SymBio Pharmaceuticals negotiated rights to develop Onconova Therapeutics’ rigosertib (EstybonTM ; ON 1910 Na) in Japan and Korea. The styryl benzyl sulfone multikinase inhibitor is currently in late-stage clinical trials in the U.S., Europe, and India for treating myelodysplastic syndromes (MDS) and solid tumors. It is also undergoing a pivotal study as monotherapy against refractory/relapsed MDS in the U.S and Europe under an SPA agreement with FDA.
Under terms of its license agreement with Onconovoa, Tokyo-based SymBio has an exclusive license to develop and commercialize rigosertib in Japan and Korea, in return for paying an up-front fee and development milestones plus future sales royalties.
“This is the first commercial transaction for our lead product rigosertib,” comments Ramesh Kumar, Ph.D., Onconova president and CEO. “The broad reach of rigosertib across blood cancers as well as solid tumors and the ability to address previously intractable indications with single agent and combination therapies will provide multiple opportunities to serve the unmet medical needs of patients worldwide.”

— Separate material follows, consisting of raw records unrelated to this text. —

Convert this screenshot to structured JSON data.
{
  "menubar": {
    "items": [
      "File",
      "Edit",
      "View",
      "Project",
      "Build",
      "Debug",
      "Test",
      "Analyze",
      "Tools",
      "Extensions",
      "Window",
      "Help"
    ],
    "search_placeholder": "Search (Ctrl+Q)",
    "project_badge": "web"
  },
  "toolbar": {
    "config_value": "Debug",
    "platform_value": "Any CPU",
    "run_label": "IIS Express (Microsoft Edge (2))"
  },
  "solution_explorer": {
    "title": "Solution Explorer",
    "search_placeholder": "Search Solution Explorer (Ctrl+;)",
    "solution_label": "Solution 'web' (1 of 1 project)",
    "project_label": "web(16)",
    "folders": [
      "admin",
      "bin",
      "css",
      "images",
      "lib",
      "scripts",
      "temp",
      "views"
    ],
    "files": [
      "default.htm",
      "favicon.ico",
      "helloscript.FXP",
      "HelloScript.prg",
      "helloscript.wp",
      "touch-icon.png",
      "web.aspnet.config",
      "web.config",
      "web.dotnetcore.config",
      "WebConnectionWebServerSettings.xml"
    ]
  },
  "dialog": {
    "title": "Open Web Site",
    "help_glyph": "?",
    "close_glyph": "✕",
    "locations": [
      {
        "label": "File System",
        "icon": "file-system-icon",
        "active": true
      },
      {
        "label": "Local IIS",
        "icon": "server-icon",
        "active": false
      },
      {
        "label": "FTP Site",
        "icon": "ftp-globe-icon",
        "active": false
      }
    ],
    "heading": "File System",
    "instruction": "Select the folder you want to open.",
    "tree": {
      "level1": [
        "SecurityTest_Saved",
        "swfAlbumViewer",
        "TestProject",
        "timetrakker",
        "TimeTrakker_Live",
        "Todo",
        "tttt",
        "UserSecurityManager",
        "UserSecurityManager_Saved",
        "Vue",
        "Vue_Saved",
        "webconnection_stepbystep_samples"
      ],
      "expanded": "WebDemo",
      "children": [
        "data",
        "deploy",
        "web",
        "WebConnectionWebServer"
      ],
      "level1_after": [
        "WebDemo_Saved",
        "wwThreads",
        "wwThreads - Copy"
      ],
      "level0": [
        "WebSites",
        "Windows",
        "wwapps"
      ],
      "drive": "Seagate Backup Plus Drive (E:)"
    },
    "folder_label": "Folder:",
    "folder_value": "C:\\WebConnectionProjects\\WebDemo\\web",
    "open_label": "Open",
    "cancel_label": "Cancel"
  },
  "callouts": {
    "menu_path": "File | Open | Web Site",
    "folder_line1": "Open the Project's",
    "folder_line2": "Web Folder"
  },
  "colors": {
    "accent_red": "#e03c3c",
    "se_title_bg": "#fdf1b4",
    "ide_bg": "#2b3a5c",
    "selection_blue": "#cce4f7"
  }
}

Onconova is focused on developing drugs against cancer and radiation injury. Its anticancer pipeline is focused on treatments that target cell cycle regulation in tumor cells. Lead drug rigosertib is in addition being evaluated in combination with chemotherapy against multiple solid tumor types. Clinical studies have indicated that combining the candidate with either oxaliplatin or gemcitabine is associated with a rapid response in breast, colon, and ovarian cancer as well as lymphoma patients, Onconova states.
In June the firm initiated a Phase II/III trial evaluating the drug in combination with gemcitabine in patients with previously untreated metastatic pancreatic cancer. In June 2010 the Leukemia & Lymphoma Society (LLS) agreed to provide up to $10 million in funding to support the pivotal clinical trial evaluating rigosertib in high-risk MDS patients.
Onconova says candidate Estybon has a multitargeted mechanism of action that results in mitotic block and cell death selectively in cancer cells. The drug impacts on the polo-like kinase (PLK) pathway, causing polynumeric centrosomes and dysregulation of mitosis, and inhibits the PI-3 kinase, ERK, and AKT.